Reparo na porta fechada do outro lado que deve dar acesso à fábrica. Clairy provavelmente virá de lá e sinto meu coração se apertar com a proximidade desse encontro.
— Vocês têm dez minutos — Anna avisa, evitando olhar para mim. — Fiquem aqui atrás por precaução. — Andamos para o outro lado do biombo que divide a enfermaria. Encosto-me na maca e observo Lucas não conseguir ficar parado e se distanciar um pouco de mim. Alguns segundos depois ouvimos alguém bater na porta.
— Com licença. — Ouço a voz da Clairy confusa e surpresa, que me traz tantas lembranças e uma sensação de segurança que só sentia com a minha mãe.
— Eu sou a enfermeira Anna. — Como precisa se apresentar, descubro que o Lucas não chegou a fazer isso.
Ouço a porta se fechar e a chave rodar na fechadura.
— O que está acontecendo? — Clairy pergunta assustada.
— Não se preocupe. Eu sou amiga do Lucas... — ela se apressa a dizer pra tranquilizá-la.
— Aconteceu alguma coisa com o meu filho? — ouço todo o nervosismo na voz dela.
— Mãe — Lucas a chama depois de dar um longo suspiro. Antes parecia difícil, mas agora eu realmente tenho noção da dor que isso vai causar nele.
— Dez minutos, Lucas — Anna volta a avisar antes de nos deixar sozinhos.
Clairy vem na direção dele que ficou paralisado.
Ela o abraça.
A aparência dela está abatida. Noto as olheiras embaixo dos olhos castanhos e o cabelo escuro liso e sem brilho emoldurando um rosto pálido. Clairy parece ter envelhecido uns dez anos desde a última vez que a vi, e tenho certeza que isso aconteceu nos últimos dias ao ver o Lucas acusado de traição.

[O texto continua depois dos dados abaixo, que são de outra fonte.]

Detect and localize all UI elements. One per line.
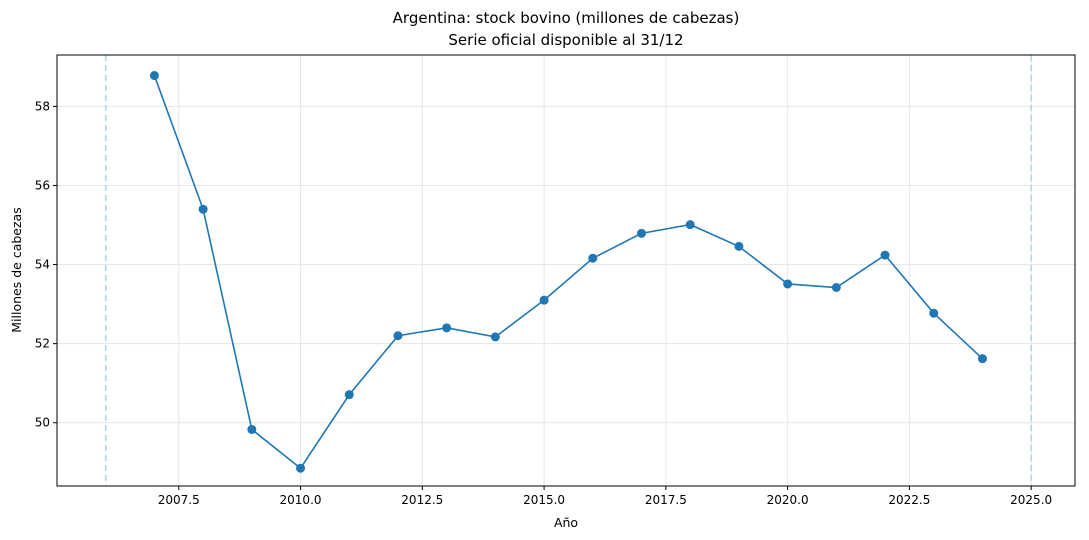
data-point	[344, 390, 354, 400]
data-point	[588, 253, 598, 263]
data-point	[880, 250, 890, 260]
x-tick-label: 2022.5	[888, 493, 930, 507]
y-tick-label: 50	[35, 416, 50, 430]
data-point	[393, 331, 403, 341]
plot-area-frame	[56, 54, 1076, 487]
data-point	[977, 354, 987, 364]
grid	[57, 55, 1075, 486]
data-point	[685, 220, 695, 230]
chart-title: Argentina: stock bovino (millones de cab…	[393, 9, 740, 27]
y-tick-label: 56	[35, 178, 50, 192]
y-tick-label: 54	[35, 258, 50, 272]
series-layer	[149, 71, 987, 473]
data-point	[783, 279, 793, 289]
chart-subtitle: Serie oficial disponible al 31/12	[448, 31, 683, 49]
data-point	[198, 204, 208, 214]
data-point	[149, 71, 159, 81]
y-axis-ticks: 50 52 54 56 58	[35, 99, 57, 430]
x-tick-label: 2012.5	[401, 493, 443, 507]
x-tick-label: 2020.0	[767, 493, 809, 507]
data-point	[296, 463, 306, 473]
x-tick-label: 2017.5	[645, 493, 687, 507]
x-axis-ticks: 2007.5 2010.0 2012.5 2015.0 2017.5 2020.0 2022…	[158, 486, 1052, 507]
y-tick-label: 58	[35, 99, 50, 113]
x-tick-label: 2007.5	[158, 493, 200, 507]
reference-lines	[104, 55, 1032, 486]
y-tick-label: 52	[35, 337, 50, 351]
data-point	[929, 308, 939, 318]
data-point	[247, 424, 257, 434]
data-point	[442, 323, 452, 333]
x-tick-label: 2025.0	[1010, 493, 1052, 507]
data-point	[831, 283, 841, 293]
data-point	[636, 228, 646, 238]
series-line	[153, 75, 983, 470]
data-point	[490, 332, 500, 342]
x-axis-label: Año	[554, 515, 578, 530]
data-point	[734, 241, 744, 251]
x-tick-label: 2015.0	[523, 493, 565, 507]
x-tick-label: 2010.0	[280, 493, 322, 507]
y-axis-label: Millones de cabezas	[9, 207, 24, 332]
data-point	[539, 295, 549, 305]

— Meu filho — diz com as lágrimas escorrendo pelo rosto enquanto o abraça. Não consigo segurar o choro. Por mais que eu tenha perdido meus pais muito cedo, é algo mais natural que perder um filho. E nesse momento, essa é a única certeza que ela tem, que vai perdê-lo. É a única certeza que eu tenho. Então ela se afasta um pouco e coloca as mãos no rosto dele que devolve o olhar. Eu imagino a dor que ele deve estar sentindo ao vê-la desesperada desse jeito e não poder fazer nada.
— Por favor, não chore, mãe! — pede enxugando as lágrimas dela.
— Por que você não se entrega? Eles talvez perdoem você... — a esperança dela dói em mim. Eles nunca perdoariam o Lucas. A Matriz nunca mostrou misericórdia.
— Eles não vão... Mas não tem problema, mãe! Estou bem e você precisa ficar bem também — ele pede o impossível.
— Como eu posso ficar bem, Lucas? Eu não mereço ficar bem. Eu não fiz nada, eu nunca fiz nada — Clairy entra num choro compulsivo que parte o meu coração. — Me perdoa, meu filho, por nunca ter feito nada para você viver em um mundo melhor.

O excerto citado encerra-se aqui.